To solve this problem it is necessary to apply the concepts presented in Kepler's third law in which the period is described, as well as the theorems developed for acceleration based on gravity.
Acceleration in gravitational terms can be expressed as
[tex]a = \frac{GM}{r^2}[/tex]
Where,
G = Gravitational Universal Constant
M = Mass of Earth
r = Distance
At the same time the Period by Kepler's law the Period is described as
[tex]T^2 = \frac{4\pi^2r^3}{GM}[/tex]
That is equal to
[tex]T^2 = \frac{4\pi^2r}{\frac{GM}{r^2}}[/tex]

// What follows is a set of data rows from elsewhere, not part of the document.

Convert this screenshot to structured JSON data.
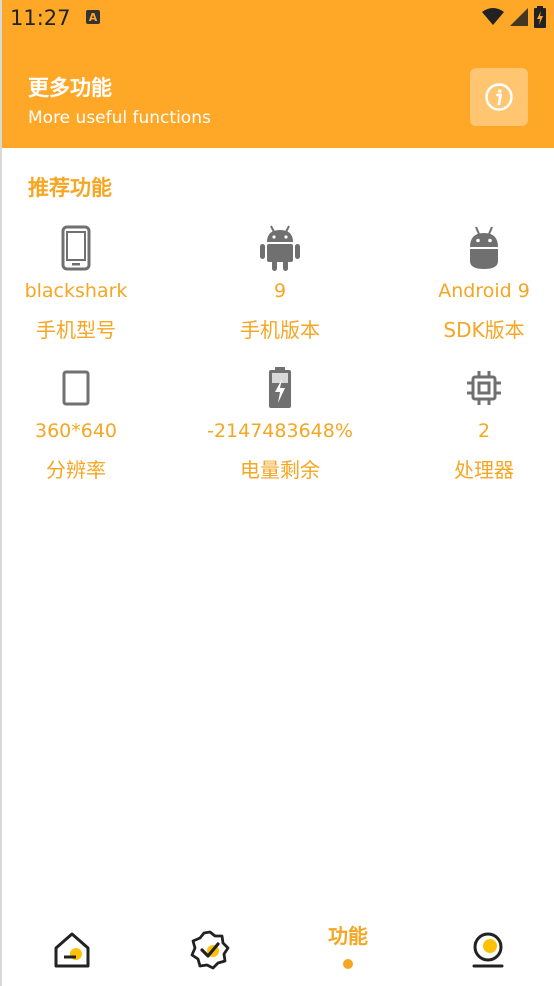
{
  "status_bar": {
    "time": "11:27",
    "notif_letter": "A"
  },
  "header": {
    "title": "更多功能",
    "subtitle": "More useful functions"
  },
  "section": {
    "title": "推荐功能"
  },
  "items": [
    {
      "icon": "phone-icon",
      "value": "blackshark",
      "label": "手机型号"
    },
    {
      "icon": "android-icon",
      "value": "9",
      "label": "手机版本"
    },
    {
      "icon": "android-head-icon",
      "value": "Android 9",
      "label": "SDK版本"
    },
    {
      "icon": "screen-icon",
      "value": "360*640",
      "label": "分辨率"
    },
    {
      "icon": "battery-charging-icon",
      "value": "-2147483648%",
      "label": "电量剩余"
    },
    {
      "icon": "cpu-icon",
      "value": "2",
      "label": "处理器"
    }
  ],
  "bottom_nav": {
    "active_label": "功能",
    "items": [
      "home-icon",
      "verified-badge-icon",
      "features-tab",
      "profile-icon"
    ]
  },
  "colors": {
    "accent": "#FFA726",
    "text_accent": "#F5A623",
    "icon_gray": "#707070"
  }
}
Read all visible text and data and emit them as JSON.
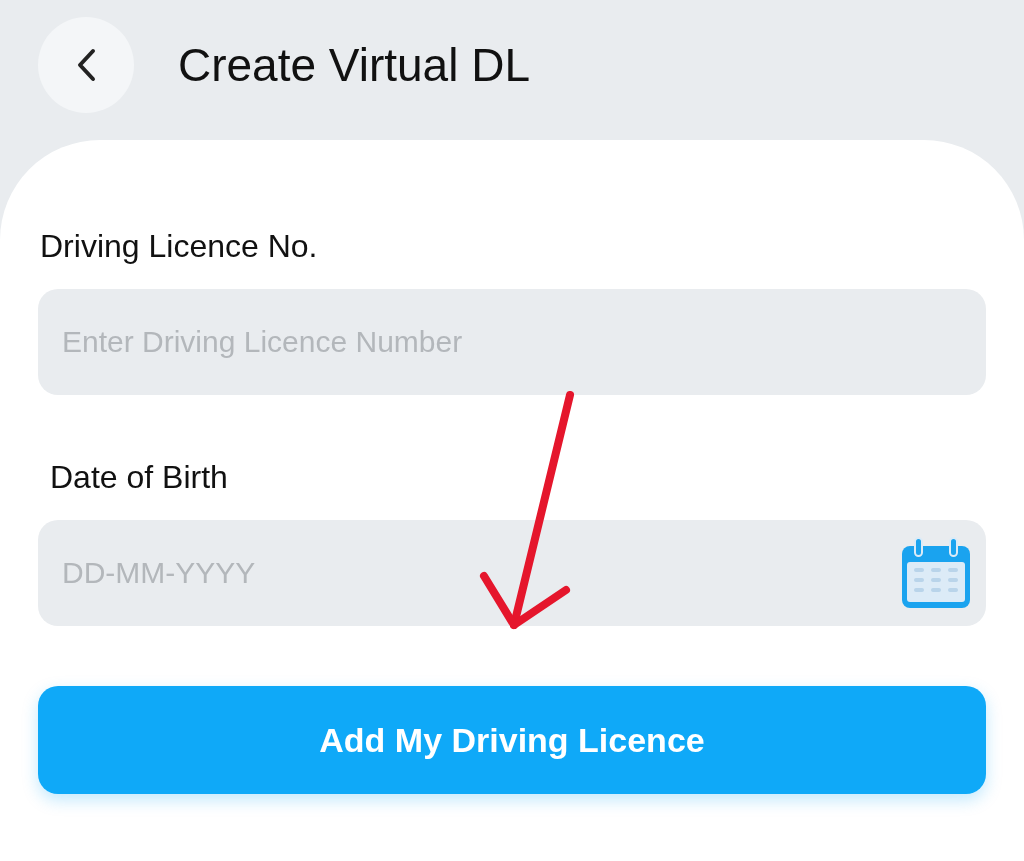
{
  "header": {
    "title": "Create Virtual DL"
  },
  "fields": [
    {
      "kind": "text",
      "label": "Driving Licence No.",
      "placeholder": "Enter Driving Licence Number"
    },
    {
      "kind": "date",
      "label": "Date of Birth",
      "placeholder": "DD-MM-YYYY"
    }
  ],
  "submit_button": {
    "label": "Add My Driving Licence"
  }
}
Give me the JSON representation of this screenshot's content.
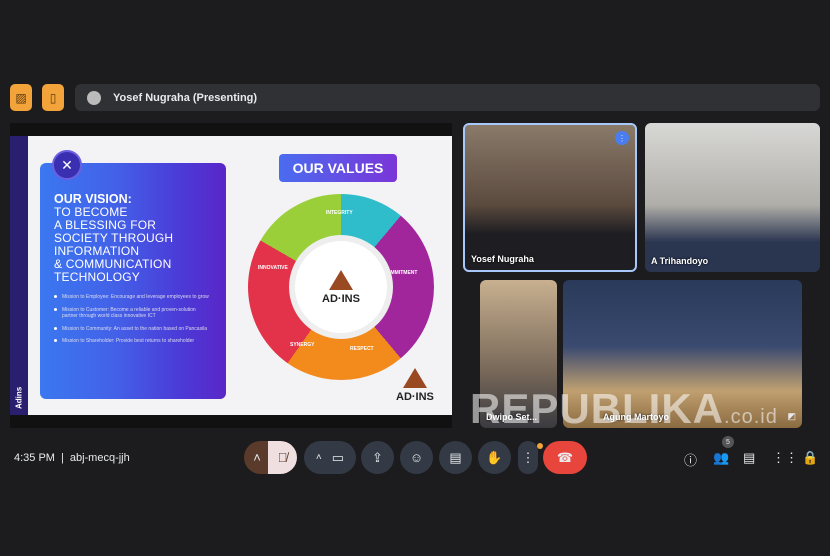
{
  "presenter_bar": {
    "text": "Yosef Nugraha (Presenting)"
  },
  "slide": {
    "side_label": "Adins",
    "vision_title": "OUR VISION:",
    "vision_text": [
      "TO BECOME",
      "A BLESSING FOR",
      "SOCIETY THROUGH",
      "INFORMATION",
      "& COMMUNICATION",
      "TECHNOLOGY"
    ],
    "missions": [
      "Mission to Employee: Encourage and leverage employees to grow",
      "Mission to Customer: Become a reliable and proven-solution partner through world class innovative ICT",
      "Mission to Community: An asset to the nation based on Pancasila",
      "Mission to Shareholder: Provide best returns to shareholder"
    ],
    "values_title": "OUR VALUES",
    "values": [
      "INTEGRITY",
      "COMMITMENT",
      "RESPECT",
      "SYNERGY",
      "INNOVATIVE"
    ],
    "logo_text": "AD·INS"
  },
  "participants": [
    {
      "name": "Yosef Nugraha"
    },
    {
      "name": "A Trihandoyo"
    },
    {
      "name": "Dwipo Set..."
    },
    {
      "name": "Agung Martoyo"
    }
  ],
  "footer": {
    "time": "4:35 PM",
    "separator": "|",
    "meeting_code": "abj-mecq-jjh",
    "people_count": "5"
  },
  "watermark": "REPUBLIKA",
  "watermark_suffix": ".co.id"
}
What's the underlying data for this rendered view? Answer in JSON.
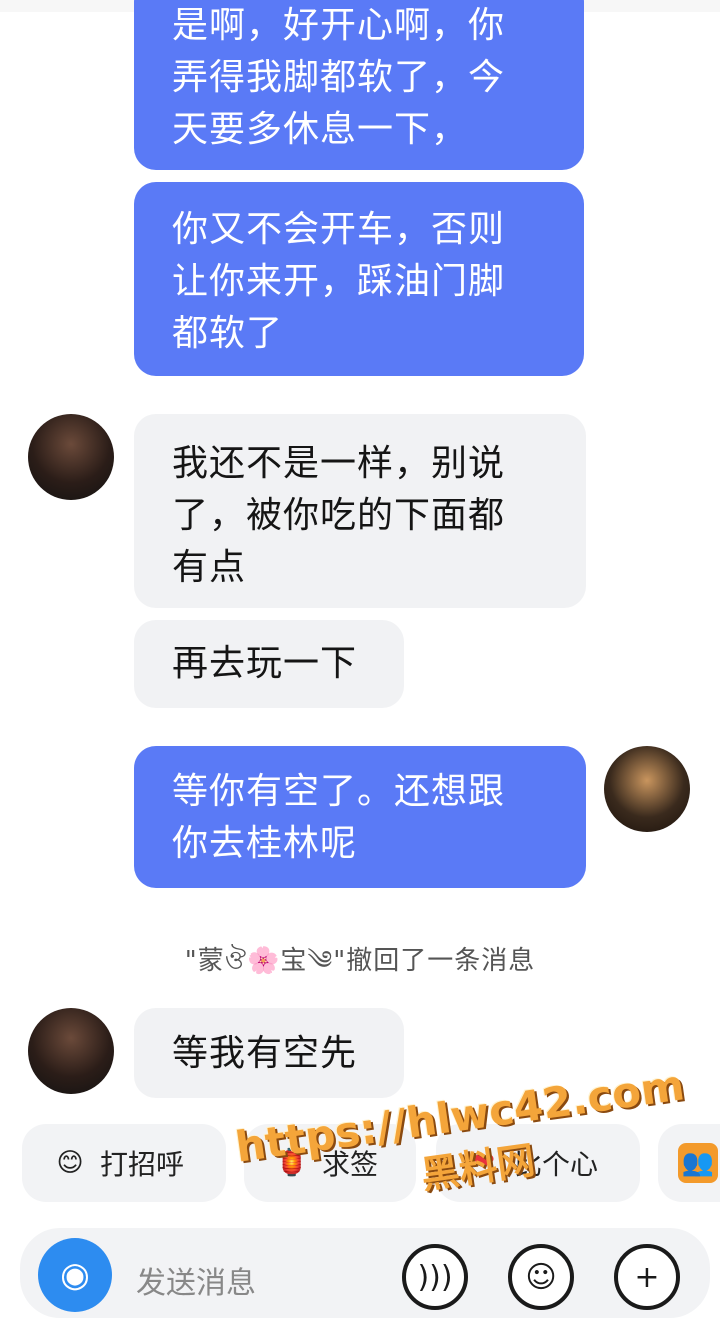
{
  "messages": [
    {
      "id": "m1",
      "direction": "sent",
      "lines": [
        "是啊，好开心啊，你",
        "弄得我脚都软了，今",
        "天要多休息一下，"
      ]
    },
    {
      "id": "m2",
      "direction": "sent",
      "lines": [
        "你又不会开车，否则",
        "让你来开，踩油门脚",
        "都软了"
      ]
    },
    {
      "id": "m3",
      "direction": "received",
      "lines": [
        "我还不是一样，别说",
        "了，被你吃的下面都",
        "有点"
      ]
    },
    {
      "id": "m4",
      "direction": "received",
      "lines": [
        "再去玩一下"
      ]
    },
    {
      "id": "m5",
      "direction": "sent",
      "lines": [
        "等你有空了。还想跟",
        "你去桂林呢"
      ]
    },
    {
      "id": "m6",
      "direction": "received",
      "lines": [
        "等我有空先"
      ]
    }
  ],
  "recall_notice": "\"蒙ঔ🌸宝༄\"撤回了一条消息",
  "quick_replies": [
    {
      "label": "打招呼",
      "icon": "😊"
    },
    {
      "label": "求签",
      "icon": "🏮"
    },
    {
      "label": "比个心",
      "icon": "❤"
    },
    {
      "label": "",
      "icon": "👥"
    }
  ],
  "input": {
    "placeholder": "发送消息"
  },
  "watermark": {
    "url": "https://hlwc42.com",
    "name": "黑料网"
  },
  "colors": {
    "sent_bubble": "#5a7af6",
    "received_bubble": "#f1f2f4",
    "accent": "#2d8cf0"
  }
}
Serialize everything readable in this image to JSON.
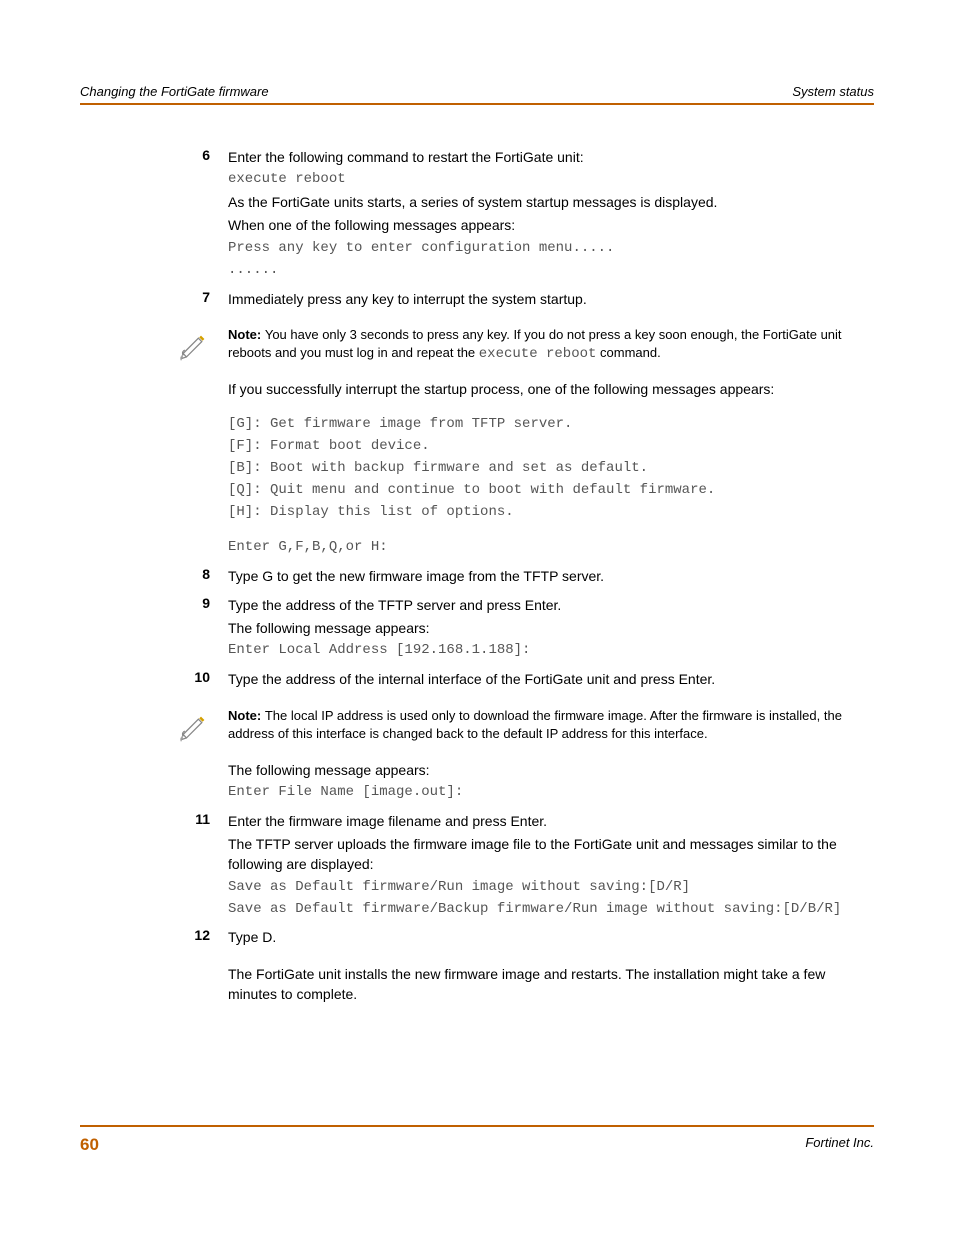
{
  "header": {
    "left": "Changing the FortiGate firmware",
    "right": "System status"
  },
  "steps": {
    "s6": {
      "num": "6",
      "l1": "Enter the following command to restart the FortiGate unit:",
      "code1": "execute reboot",
      "l2": "As the FortiGate units starts, a series of system startup messages is displayed.",
      "l3": "When one of the following messages appears:",
      "code2": "Press any key to enter configuration menu.....",
      "code3": "......"
    },
    "s7": {
      "num": "7",
      "l1": "Immediately press any key to interrupt the system startup."
    },
    "note1": {
      "bold": "Note: ",
      "t1": "You have only 3 seconds to press any key. If you do not press a key soon enough, the FortiGate unit reboots and you must log in and repeat the ",
      "code": "execute reboot",
      "t2": " command."
    },
    "after_note1": {
      "l1": "If you successfully interrupt the startup process, one of the following messages appears:",
      "codeA": "[G]:  Get firmware image from TFTP server.",
      "codeB": "[F]:  Format boot device.",
      "codeC": "[B]:  Boot with backup firmware and set as default.",
      "codeD": "[Q]:  Quit menu and continue to boot with default firmware.",
      "codeE": "[H]:  Display this list of options.",
      "codeF": "Enter G,F,B,Q,or H:"
    },
    "s8": {
      "num": "8",
      "l1": "Type G to get the new firmware image from the TFTP server."
    },
    "s9": {
      "num": "9",
      "l1": "Type the address of the TFTP server and press Enter.",
      "l2": "The following message appears:",
      "code1": "Enter Local Address [192.168.1.188]:"
    },
    "s10": {
      "num": "10",
      "l1": "Type the address of the internal interface of the FortiGate unit and press Enter."
    },
    "note2": {
      "bold": "Note: ",
      "t1": "The local IP address is used only to download the firmware image. After the firmware is installed, the address of this interface is changed back to the default IP address for this interface."
    },
    "after_note2": {
      "l1": "The following message appears:",
      "code1": "Enter File Name [image.out]:"
    },
    "s11": {
      "num": "11",
      "l1": "Enter the firmware image filename and press Enter.",
      "l2": "The TFTP server uploads the firmware image file to the FortiGate unit and messages similar to the following are displayed:",
      "code1": "Save as Default firmware/Run image without saving:[D/R]",
      "code2": "Save as Default firmware/Backup firmware/Run image without saving:[D/B/R]"
    },
    "s12": {
      "num": "12",
      "l1": "Type D.",
      "l2": "The FortiGate unit installs the new firmware image and restarts. The installation might take a few minutes to complete."
    }
  },
  "footer": {
    "page": "60",
    "company": "Fortinet Inc."
  }
}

Using the equation of acceleration,
[tex]T^2 = \frac{4\pi^2r}{a}[/tex]
Re-arrange to find a,
[tex]a = \frac{4\pi^2r}{T^2}[/tex]
Our values are given as
[tex]r = 1.5*10^{11}m[/tex]
[tex]T = 365days(\frac{86400s}{1days}) = 31536000s[/tex]
Replacing we have,
[tex]a = \frac{4\pi^2r}{T^2}[/tex]
[tex]a = \frac{4\pi^2(1.5*10^{11})}{(31536000)^2}[/tex]
[tex]a = 0.005954m/s^2[/tex]
Therefore the magnitude of the acceleration of the earth is [tex]0.005954m/s^2[/tex]